Let’s say we need a strong, quick response military, but do we need a continually bigger and bigger one? It’s time to offer buyouts for those who want to take early retirement and cut total spending 10 percent. Can we afford to grow the military budget by double-digits every year when the economy is barely growing at 2 percent? 

One of the problems is that we have delayed, stalled and put off long-term planning for short-term fixes, so costs tend to build. It's happening with military spending and it's happening with things like bridge, rail and highway upgrades and improvements. We need to take care of challenges on a regular basis, not wait until they pile up into a crisis.

We need to adjust Social Security, and change the numbers, not for those at or close to retirement, but those, say, under 40. Push retirement age for those people to 68 years old and allow larger tax write offs and bigger contributions into non-government retirement programs. Eliminate the salary cutoff for Social Security contributions and have higher-wage earners (and their employers) continue to contribute a percentage of their income into the system. 

We also need to mandate that corporations fully fund their current pension liabilities. Forbes says that our largest corporations are no better than 75 percent funded and that rising health care costs (which are not pre-funded) and longer lifespans could cost corporations trillions over the next several years . . . That's trillions that is unfunded. A company goes under with an unfunded pensions, those retirees and soon-to-be-retirees are left without the retirement funding they expected. And deserve. If that happens, the government will be on the hook for more benefits for those people that would not have been needed otherwise.

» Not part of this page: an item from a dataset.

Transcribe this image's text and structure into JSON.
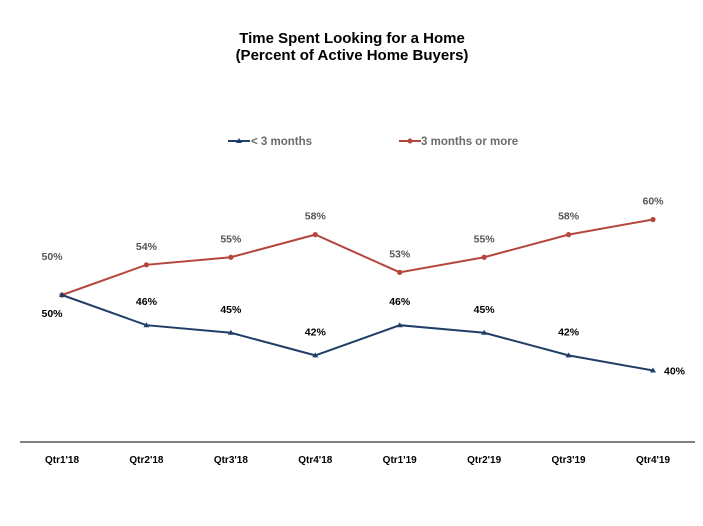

Congress insists the Postal Service pre-fund all it's pension liabilities 100 percent on advance every year (a somewhat unreasonable edict) , but has no requirements for large corporations.

Lower the corporate tax rate, but eliminate any and all tax advantages for companies moving operations overseas and using overseas operations as a cover to dodge paying taxes here. 

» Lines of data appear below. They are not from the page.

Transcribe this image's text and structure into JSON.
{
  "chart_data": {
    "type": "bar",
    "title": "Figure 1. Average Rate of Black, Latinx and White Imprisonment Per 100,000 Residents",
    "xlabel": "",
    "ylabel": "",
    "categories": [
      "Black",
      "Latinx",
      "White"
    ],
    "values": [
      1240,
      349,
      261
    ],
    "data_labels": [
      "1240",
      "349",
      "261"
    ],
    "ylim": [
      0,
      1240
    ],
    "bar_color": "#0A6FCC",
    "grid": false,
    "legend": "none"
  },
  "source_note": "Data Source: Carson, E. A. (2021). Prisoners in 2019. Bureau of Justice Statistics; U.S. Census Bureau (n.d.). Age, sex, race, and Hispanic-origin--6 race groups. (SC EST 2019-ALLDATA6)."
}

All right . . . I’m not expert, but why can’t we look at some of these things and decide we may have to change the way we operate our government to meet our ongoing social and economic issues.

As for some priorities, let’s start (since the subject of the series is food insecurity) with making sure every kid and family in this country has access to a stable food supply and meals. In many areas, schools offer breakfast and lunch to students. I think all schools should offer a free meal program to each and every student who wants it. Even with the average school meal costing less than $2 on average, that’s a huge expense.

Let's make sure we do everything possible to fill food banks and help soup kitchen stay stocked . . . Churches are often in the forefront of this, and we have to support whatever programs work, and start to link them within states and state-to-state, so we can see where the needs are and where the most help is needed. Link grocery stores, bakeries and other food producers and retailers so consumers know they are part of a national network and consumers can be connected locally and nationally.

We also need to make regulations easier for restaurants, supermarkets and others to donate left over and expiring food to food banks or soup kitchens. Now, many states say that can’t be done and expiring food needs to be thrown out. So if a restaurant, or hospital or caterer has three-quarters of a hotel pan of lasagna left over, they have to throw it out. We also need to improve our food supply system so “non-perfect” products go to food banks instead of being destroyed.

If we decide it’s unacceptable to have kids going hungry here, then we’ll change it. Kids need to be a priority, and feeding them is fundamental to that. It’s at least as fundamental as a strong military, repairing bridges, roads and rails, or debating public health and health care.


Strong families make a strong country, but without food, what chance do those millions of families and those millions of kids really have in today’s world?